Fig. 6. Updating predictions with new data

(left) Past (yellow), current (green), and predicted future (red) interface positions drawn over mean predicted speed field. Predictions of future interface positions, which act as shape priors, are made using samples from our stochastic speed model. To the left of the green boundary are speeds interpolated from the collection of past interface positions. To the right are interface positions found by propagating the green contour with speeds sampled from the GMRF model. Speed scale shown at left is pixels/frame. (middle) When a new noisy image is acquired, the MM algorithm is initialized at the position obtained by propagating the previous interface position according to its estimated mean speed field. The true boundary deviates from the mean predicted boundary because of developing protrusions. The mean predicted boundary is calculated by propagating the green boundary against the mean speeds given in Eq 8. (right) After a single MM iteration, the protrusions are found. Due to the continuous nature of the kernel density shape prior, our method is able to account for large deformations.

Fig. 7. Segmentation of real in-vivo CSD data

(Left→ Right) CSD shown propagating, δt = 7s. Top: Original unsegmented inter-frame differences showing CSD-related changes in blood signal. Second row: Results from our segmentation method, where we track the moving front probabilistically. Third row: Segmentation of the spreading region done without shape priors.

Fig. 8. Adjusting regularization by adjusting the shape penalty parameter

(Left→Right) and (Top→ Bottom) Biological movement during imaging causes artifacts in the difference image. Failure to adjust for the movement results in less than ideal data. Increasing α, the shape mismatch penalty, can compensate for poorly acquired image data. Our method is able to track the moving front even as it is partially occluded. Top: segmentation without shape prior. Second row α = 2. Third row: α = 3. Fourth row: α = 4. δt = 2s.

Fig. 9. Segmentation of wound healing assays featuring robust shape changes

(Left→Right) and (Top→ Bottom) Wound-healing time stills. Segmentation performed on the sobel filter (shown) of the original image sequence, which is well-modeled by the Gaussian mixture of section II-B. In this application, the boundary is moving inward, while the shape of the inner region is undergoing large changes. The segmentation method works well even for non-convex shapes. δt = 30 min. We are grateful to Prof. C.-L. Guo, Caltech Bioengineering for these images. Resolution: 320 × 240.

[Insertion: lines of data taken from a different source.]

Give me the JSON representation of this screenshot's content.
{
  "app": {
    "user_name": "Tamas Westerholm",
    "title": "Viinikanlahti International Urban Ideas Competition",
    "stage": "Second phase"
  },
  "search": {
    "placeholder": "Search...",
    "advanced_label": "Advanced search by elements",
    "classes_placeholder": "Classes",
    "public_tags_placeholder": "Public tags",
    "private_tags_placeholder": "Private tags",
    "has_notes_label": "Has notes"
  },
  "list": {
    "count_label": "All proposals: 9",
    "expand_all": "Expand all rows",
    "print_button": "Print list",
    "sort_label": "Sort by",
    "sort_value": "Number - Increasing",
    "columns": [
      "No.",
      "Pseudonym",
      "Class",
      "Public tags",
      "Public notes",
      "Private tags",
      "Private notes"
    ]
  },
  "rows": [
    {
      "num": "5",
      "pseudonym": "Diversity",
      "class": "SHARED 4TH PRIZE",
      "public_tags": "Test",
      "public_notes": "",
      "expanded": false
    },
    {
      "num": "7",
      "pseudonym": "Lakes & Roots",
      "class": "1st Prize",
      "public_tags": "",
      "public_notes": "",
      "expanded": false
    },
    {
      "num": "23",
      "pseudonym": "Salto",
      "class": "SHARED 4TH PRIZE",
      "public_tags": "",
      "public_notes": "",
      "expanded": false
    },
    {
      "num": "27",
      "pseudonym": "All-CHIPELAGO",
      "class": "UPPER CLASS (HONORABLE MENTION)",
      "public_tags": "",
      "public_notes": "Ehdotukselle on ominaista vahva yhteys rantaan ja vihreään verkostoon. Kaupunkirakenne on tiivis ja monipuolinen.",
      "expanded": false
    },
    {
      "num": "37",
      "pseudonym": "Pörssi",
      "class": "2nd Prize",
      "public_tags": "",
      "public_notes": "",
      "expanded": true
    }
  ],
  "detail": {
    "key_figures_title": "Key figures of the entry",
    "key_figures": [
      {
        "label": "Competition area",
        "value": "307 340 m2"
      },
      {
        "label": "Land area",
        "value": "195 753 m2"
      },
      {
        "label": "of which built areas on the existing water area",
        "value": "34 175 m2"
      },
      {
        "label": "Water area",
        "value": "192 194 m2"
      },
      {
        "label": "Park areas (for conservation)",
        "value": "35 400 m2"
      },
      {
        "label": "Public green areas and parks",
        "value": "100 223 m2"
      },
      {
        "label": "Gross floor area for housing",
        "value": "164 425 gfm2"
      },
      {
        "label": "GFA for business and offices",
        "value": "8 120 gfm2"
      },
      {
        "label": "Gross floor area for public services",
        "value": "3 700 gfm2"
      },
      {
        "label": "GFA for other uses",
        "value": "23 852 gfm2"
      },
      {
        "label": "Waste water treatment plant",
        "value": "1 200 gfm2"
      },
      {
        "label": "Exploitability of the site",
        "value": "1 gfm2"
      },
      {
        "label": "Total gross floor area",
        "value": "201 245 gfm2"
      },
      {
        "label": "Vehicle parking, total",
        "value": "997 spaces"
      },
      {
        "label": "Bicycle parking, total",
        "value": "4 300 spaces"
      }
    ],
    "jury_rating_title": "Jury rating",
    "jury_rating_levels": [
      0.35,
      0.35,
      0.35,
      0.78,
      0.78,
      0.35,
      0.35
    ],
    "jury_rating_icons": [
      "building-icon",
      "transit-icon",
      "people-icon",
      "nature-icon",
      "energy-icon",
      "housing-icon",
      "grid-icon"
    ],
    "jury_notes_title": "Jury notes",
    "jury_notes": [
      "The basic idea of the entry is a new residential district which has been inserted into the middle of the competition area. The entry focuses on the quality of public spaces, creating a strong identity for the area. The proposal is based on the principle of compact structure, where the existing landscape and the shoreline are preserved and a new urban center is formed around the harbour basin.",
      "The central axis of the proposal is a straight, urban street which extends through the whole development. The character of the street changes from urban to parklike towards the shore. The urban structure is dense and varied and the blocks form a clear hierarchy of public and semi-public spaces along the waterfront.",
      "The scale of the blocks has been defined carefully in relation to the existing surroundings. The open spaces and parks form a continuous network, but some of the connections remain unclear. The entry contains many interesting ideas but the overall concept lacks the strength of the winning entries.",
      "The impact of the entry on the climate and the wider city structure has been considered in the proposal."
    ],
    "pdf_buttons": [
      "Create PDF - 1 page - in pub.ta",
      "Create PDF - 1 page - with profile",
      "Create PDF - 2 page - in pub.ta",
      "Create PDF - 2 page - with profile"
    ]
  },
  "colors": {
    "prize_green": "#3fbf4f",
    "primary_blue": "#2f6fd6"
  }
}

Fig. 10. Comparison of results against laborious manual human segmentation of synthetic images

The accuracy of our method’s segmentation of the synthetic image sequence (for the six frames shown in Fig 4) compared to the accuracy of three humans. The error plotted in the y-axis is the average number of misclassified pixels per boundary-length, where boundary-length is the average of the lengths of the ground truth and segmented boundary. Our method differed from the ground truth by 0.30 ± 0.10 pixels. The humans performed significantly worse with error of 0.61 ± 0.14 pixels.

Fig. 11. Comparison of results against laborious manual human segmentation of in-vivo CSD images

Deviation of human segmentations from the results of our automated approach for the image sequence shown in Fig 7. The results from our segmentation method agreed with the results from the manual segmentations to within 1.7 ± 0.6 pixels.